Graph 2: Export of Hazelnuts (USD Million)

Source: National Statistics Office of Georgia

As illustrated by these figures, the biggest volume of hazelnuts was exported in 2014 whilst there is a clear tendency of a decrease from 2017 to 2020 and hazelnut exports initially halved and later shrank by 2.7 times by 2019. As mentioned earlier, this was stipulated by the damage that the Asian stink bug inflicted to hazelnut crops. Export of hazelnuts increased in 2020 and this trend was also kept in the last year which is a result of the successful fight against the Asian stink bug which decreased the number of this malicious pest and, therefore, contributed to the increased output and the quality of the hazelnut crops.

Of additional note is that measures against the Asian stink bug were carried out across 33 Georgian municipalities in line with the government’s programme. As a part of these efforts, 6,000 pheromone traps and 43,260 pheromones were installed and an area of 186,00 hectares was treated with thermal and cold fogging. This caused a shrinking of Asian stink bug numbers and its area of spread did not expand further.

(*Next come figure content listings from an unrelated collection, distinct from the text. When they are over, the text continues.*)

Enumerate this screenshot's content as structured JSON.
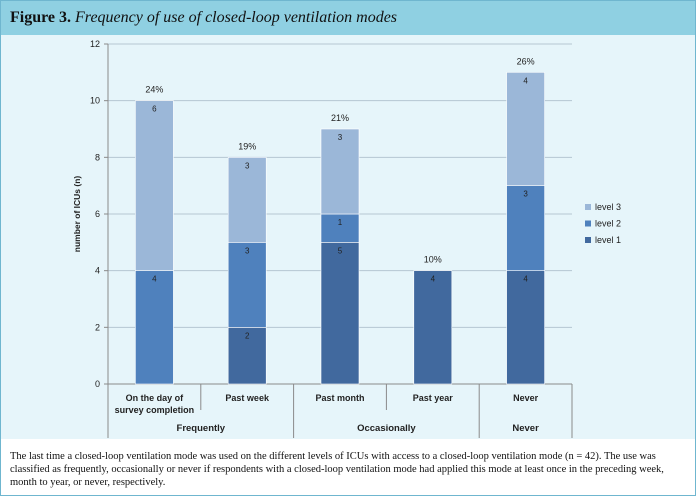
{
  "figure": {
    "label": "Figure 3.",
    "title": "Frequency of use of closed-loop ventilation modes"
  },
  "caption": "The last time a closed-loop ventilation mode was used on the different levels of ICUs with access to a closed-loop ventilation mode (n = 42). The use was classified as frequently, occasionally or never if respondents with a closed-loop ventilation mode had applied this mode at least once in the preceding week, month to year, or never, respectively.",
  "colors": {
    "level 1": "#41699e",
    "level 2": "#4f81bd",
    "level 3": "#9bb7d8",
    "header": "#8fd0e2",
    "plot_background": "#e6f5fa"
  },
  "chart_data": {
    "type": "bar",
    "stacked": true,
    "categories": [
      "On the day of survey completion",
      "Past week",
      "Past month",
      "Past year",
      "Never"
    ],
    "category_label_lines": [
      [
        "On the day of",
        "survey completion"
      ],
      [
        "Past week"
      ],
      [
        "Past month"
      ],
      [
        "Past year"
      ],
      [
        "Never"
      ]
    ],
    "groups": [
      {
        "label": "Frequently",
        "categories": [
          "On the day of survey completion",
          "Past week"
        ]
      },
      {
        "label": "Occasionally",
        "categories": [
          "Past month",
          "Past year"
        ]
      },
      {
        "label": "Never",
        "categories": [
          "Never"
        ]
      }
    ],
    "series": [
      {
        "name": "level 1",
        "values": [
          0,
          2,
          5,
          4,
          4
        ]
      },
      {
        "name": "level 2",
        "values": [
          4,
          3,
          1,
          0,
          3
        ]
      },
      {
        "name": "level 3",
        "values": [
          6,
          3,
          3,
          0,
          4
        ]
      }
    ],
    "totals_percent": [
      "24%",
      "19%",
      "21%",
      "10%",
      "26%"
    ],
    "ylabel": "number of ICUs (n)",
    "ylim": [
      0,
      12
    ],
    "yticks": [
      0,
      2,
      4,
      6,
      8,
      10,
      12
    ],
    "grid": true,
    "legend": {
      "position": "right",
      "order": [
        "level 3",
        "level 2",
        "level 1"
      ]
    }
  }
}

According to the official information of Georgia’s National Food Agency, given the global practice of fighting against the Asian stink bug, it is impossible to completely eliminate this invasive pest. However, it is possible to manage and control its population which will ensure the protection of agricultural crops and keeping losses of harvests within the margins of 5-15%. It is only with the joint efforts of the government, farmers and the population that the Asian stink bug can be controlled and kept at the lowest level (reducing the damage of agricultural and forest crops as well as economic harm).